I nodded, picturing a large, flat, silvery disk slewing and tipping between targets in deep space, slowly building spectra from accumulated trickles of photons. That seemed simple enough. Why not go big and make it 16 meters wide?

Later, I did the math and fully grasped the difficulty. A 16-meter mirror, more than 50 feet in diameter, would have slightly more surface area than a regulation singles tennis court—quite a lot to fold into a rocket. Even if it were fashioned from lightweight beryllium segments like JWST’s, the mirror and its support structure alone, sans instrumentation, would weigh more than 45,000 kilograms—about 50 tons—somewhat heavier than the Apollo spacecraft that had required a governmental crash program and the world’s biggest rocket to reach lunar orbit. Much of that weight would serve no other purpose than to ensure that the mirror’s micron-scale figuring could endure the intense vibrations and g-forces of launch as well as the frigid vacuum and zero gravity of deep space. A mirror to find alien Earths would require at least one of three things, each quite expensive: a rocket even larger and more powerful than Apollo’s
Saturn V
; piece-by-piece orbital assembly like that which built the ISS; or dramatic reductions in mirror weight, cost, and performance tolerances.
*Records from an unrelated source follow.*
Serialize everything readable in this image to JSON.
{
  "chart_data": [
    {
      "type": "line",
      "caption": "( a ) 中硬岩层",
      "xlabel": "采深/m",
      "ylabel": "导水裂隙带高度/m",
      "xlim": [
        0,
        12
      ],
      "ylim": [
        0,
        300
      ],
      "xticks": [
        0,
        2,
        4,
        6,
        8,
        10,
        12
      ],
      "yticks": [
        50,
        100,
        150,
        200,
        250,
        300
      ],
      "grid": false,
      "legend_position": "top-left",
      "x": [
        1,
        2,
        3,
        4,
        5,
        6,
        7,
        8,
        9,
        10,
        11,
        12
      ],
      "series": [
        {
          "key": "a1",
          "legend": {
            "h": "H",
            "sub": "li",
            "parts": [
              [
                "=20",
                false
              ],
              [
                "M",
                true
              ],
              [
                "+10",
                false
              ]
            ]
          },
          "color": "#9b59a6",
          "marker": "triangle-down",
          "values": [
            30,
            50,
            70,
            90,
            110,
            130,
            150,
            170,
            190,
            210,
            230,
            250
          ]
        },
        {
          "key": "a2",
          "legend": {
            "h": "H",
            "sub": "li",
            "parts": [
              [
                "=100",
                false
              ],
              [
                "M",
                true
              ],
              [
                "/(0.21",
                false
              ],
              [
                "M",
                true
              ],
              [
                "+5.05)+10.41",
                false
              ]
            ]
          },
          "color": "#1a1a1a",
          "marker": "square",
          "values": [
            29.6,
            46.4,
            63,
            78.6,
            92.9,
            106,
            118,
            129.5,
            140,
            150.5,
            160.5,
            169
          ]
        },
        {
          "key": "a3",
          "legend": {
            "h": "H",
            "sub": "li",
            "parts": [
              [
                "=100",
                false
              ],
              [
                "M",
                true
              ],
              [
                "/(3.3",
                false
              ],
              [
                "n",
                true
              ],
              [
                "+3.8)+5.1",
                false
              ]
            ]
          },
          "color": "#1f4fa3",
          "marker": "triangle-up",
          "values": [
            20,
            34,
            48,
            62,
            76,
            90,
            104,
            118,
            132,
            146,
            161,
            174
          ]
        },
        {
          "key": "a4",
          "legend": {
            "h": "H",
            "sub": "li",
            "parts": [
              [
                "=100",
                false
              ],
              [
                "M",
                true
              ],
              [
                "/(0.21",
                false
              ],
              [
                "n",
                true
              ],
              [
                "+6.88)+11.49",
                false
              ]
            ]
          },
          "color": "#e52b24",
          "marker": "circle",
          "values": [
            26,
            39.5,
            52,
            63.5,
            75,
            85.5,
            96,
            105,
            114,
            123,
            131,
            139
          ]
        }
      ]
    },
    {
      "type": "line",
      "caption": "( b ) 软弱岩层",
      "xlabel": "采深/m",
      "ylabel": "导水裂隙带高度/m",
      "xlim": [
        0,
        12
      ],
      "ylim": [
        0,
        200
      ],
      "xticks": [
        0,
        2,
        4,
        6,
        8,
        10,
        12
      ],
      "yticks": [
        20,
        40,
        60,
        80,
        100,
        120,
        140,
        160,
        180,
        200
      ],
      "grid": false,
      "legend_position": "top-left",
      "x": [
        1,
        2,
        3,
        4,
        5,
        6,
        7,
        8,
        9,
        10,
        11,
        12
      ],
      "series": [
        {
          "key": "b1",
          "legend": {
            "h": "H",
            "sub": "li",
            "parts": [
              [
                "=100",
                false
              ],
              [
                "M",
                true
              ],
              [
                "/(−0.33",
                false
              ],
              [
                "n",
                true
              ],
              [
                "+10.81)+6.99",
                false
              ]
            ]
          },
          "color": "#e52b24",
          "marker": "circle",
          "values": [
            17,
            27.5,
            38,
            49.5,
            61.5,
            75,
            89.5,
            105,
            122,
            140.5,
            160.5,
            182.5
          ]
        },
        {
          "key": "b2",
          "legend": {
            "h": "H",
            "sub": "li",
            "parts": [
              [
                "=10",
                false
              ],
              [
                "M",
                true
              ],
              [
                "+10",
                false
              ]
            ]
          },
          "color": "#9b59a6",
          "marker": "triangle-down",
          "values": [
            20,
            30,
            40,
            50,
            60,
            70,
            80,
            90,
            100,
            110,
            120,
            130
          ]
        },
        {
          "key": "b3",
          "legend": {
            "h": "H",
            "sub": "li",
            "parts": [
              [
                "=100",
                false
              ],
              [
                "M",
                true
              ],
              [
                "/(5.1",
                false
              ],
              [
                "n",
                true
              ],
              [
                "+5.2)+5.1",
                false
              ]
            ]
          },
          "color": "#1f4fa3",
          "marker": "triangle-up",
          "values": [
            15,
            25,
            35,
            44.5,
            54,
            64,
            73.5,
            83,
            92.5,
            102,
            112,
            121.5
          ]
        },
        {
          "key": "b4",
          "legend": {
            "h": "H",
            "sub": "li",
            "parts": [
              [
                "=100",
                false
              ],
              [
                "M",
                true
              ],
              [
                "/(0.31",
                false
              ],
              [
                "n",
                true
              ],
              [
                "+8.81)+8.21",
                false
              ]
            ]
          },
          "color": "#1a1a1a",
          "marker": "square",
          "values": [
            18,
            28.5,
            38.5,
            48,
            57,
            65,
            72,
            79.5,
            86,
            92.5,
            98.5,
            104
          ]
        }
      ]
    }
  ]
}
“If you asked me today how much this 8- to-16-meter telescope would cost, I’d tell you I haven’t a clue,” Mountain said after I did ask.
“I don’t want to go there. But that’s not the question you should be asking. The question is not how much does it cost, it’s what technology do you need to make it affordable? We must avoid the past mistakes of some other communities, like the particle physicists. Their entire field slowed right down in the 1970s and ’80s because it was asking for technologies that no one else wanted or needed. They had to build almost everything from scratch, component by component, and it got very expensive. To get this done, we need to look at our industrial base and stick with technologies that other people want.”

During the Constellation program’s heyday, NASA had wanted a hulking rocket, the
Ares V
, a rocket so large it would surpass even the
Saturn V
. Shortly after departing the Gemini Observatory to become director of the Institute, Mountain got a phone call from Phil Stahl, an optical physicist at NASA’s Marshall Space Flight Center. Stahl was looking for science applications for the
Ares V
, and wanted to know how much the Gemini 8-meter mirrors weighed. Mountain recalled that he told Stahl the mirrors were roughly twenty tons apiece.